Vickers v. StateAnnotate this Case
819 S.W.2d 13 (1991)
307 Ark. 298
Dustin Heath VICKERS, Appellant, v. STATE of Arkansas, Appellee.
Supreme Court of Arkansas.
November 18, 1991.
J.W. Green, Jr., Stuttgart, for appellant.
Teena L. White, Asst. Atty. Gen., Little Rock, for appellee.
This appeal arises from the circuit court's denial of appellant Dustin Heath Vickers' motion to transfer his first degree murder case to juvenile court. At the time of the murder Vickers was seventeen years old. We find no error in the circuit court's decision, and we affirm.
*14 There is no disagreement over the facts in this case as they relate to this appeal. The murder occurred on October 6, 1990, and the charge against Vickers was filed in Pulaski County Circuit Court on January 23, 1991. On May 9, 1991, Vickers filed a motion to transfer the case to juvenile court pursuant to Ark.Code Ann. § 9-27-318 (Supp.1991). The circuit court denied the motion on June 18, 1991, following a hearing, and on July 1, 1991, Vickers filed a petition for a writ of prohibition seeking to halt the trial of the charge in circuit court. We denied the petition, but at the same time we stayed the trial pending this appeal.
We have had several opportunities in recent months to consider juvenile transfer cases, and our holdings are now clear that the standard for review is whether the circuit court's denial of a transfer was clearly erroneous. See Smith v. State, 307 Ark. 223, 818 S.W.2d 945 (1991); Bradley v. State, 306 Ark. 621, 816 S.W.2d 605 (1991); Walker v. State, 304 Ark. 393, 803 S.W.2d 502, reh'g denied 304 Ark. 393, 805 S.W.2d 80 (1991).

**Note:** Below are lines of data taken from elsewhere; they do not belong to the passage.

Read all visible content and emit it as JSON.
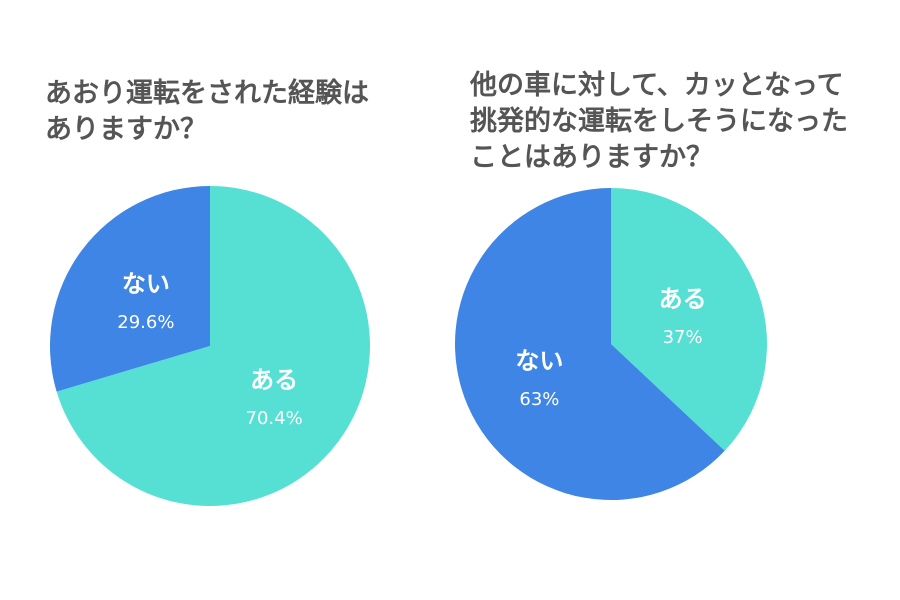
{
  "chart_data": [
    {
      "type": "pie",
      "title": "あおり運転をされた経験は\nありますか？",
      "categories": [
        "ある",
        "ない"
      ],
      "values": [
        70.4,
        29.6
      ],
      "value_labels": [
        "70.4%",
        "29.6%"
      ],
      "colors": [
        "#56E0D4",
        "#3E85E5"
      ]
    },
    {
      "type": "pie",
      "title": "他の車に対して、カッとなって\n挑発的な運転をしそうになった\nことはありますか？",
      "categories": [
        "ある",
        "ない"
      ],
      "values": [
        37,
        63
      ],
      "value_labels": [
        "37%",
        "63%"
      ],
      "colors": [
        "#56E0D4",
        "#3E85E5"
      ]
    }
  ]
}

In making the transfer decision, the circuit court must consider the following factors:(1) The seriousness of the offense, and whether violence was employed by the juvenile in the commission of the offense; (2) Whether the offense is part of a repetitive pattern of adjudicated offenses which would lead to the determination that the juvenile is beyond rehabilitation under existing rehabilitation programs, as evidenced by past efforts to treat and rehabilitate the juvenile and the response to such efforts; and (3) The prior history, character traits, mental maturity, and any other factor which reflects upon the juvenile's prospects for rehabilitation.
ArLCode Ann. § 9-27-318(e) (1987). If the court finds that a juvenile should be tried as an adult, it must do so by clear and convincing evidence.
We have held in this regard that a criminal information is sufficient evidence to establish that the offense charged is of a serious and violent nature. Walker v. State, supra. We have further held that the circuit court is not required to give equal weight to each of the above-mentioned statutory criteria. Pennington v. State, 305 Ark. 312, 807 S.W.2d 660 (1991); Walker v. State, supra. Nor is the court required to make specific findings of fact in a juvenile transfer case. Walker v. State, supra; Ashing v. State, 288 Ark. 75, 702 S.W.2d 20 (1986).
In this case, the circuit court not only reviewed the first degree murder information, but also heard the testimony of Pulaski County Deputy Sheriff Beadle, who testified that the victim had been shot in the left eye and in the back of the head, where a contact gunshot wound was visible. The court also heard testimony that Vickers did not have a prior criminal record; that he was both an average student and an average teenager; that he had attended church; and that he might be susceptible to rehabilitation.
In considering this testimony, the circuit court alluded to the seriousness and severity of the offense charged and to the manner in which it was carried outthe shot to the eye and the contact wound to the back of the head. He then denied the motion. This is sufficient to support a finding of clear and convincing evidence under Ark. Code Ann. § 9-27-318(e) (Supp.1991). See Walker v. State, supra. We affirm the circuit court's ruling.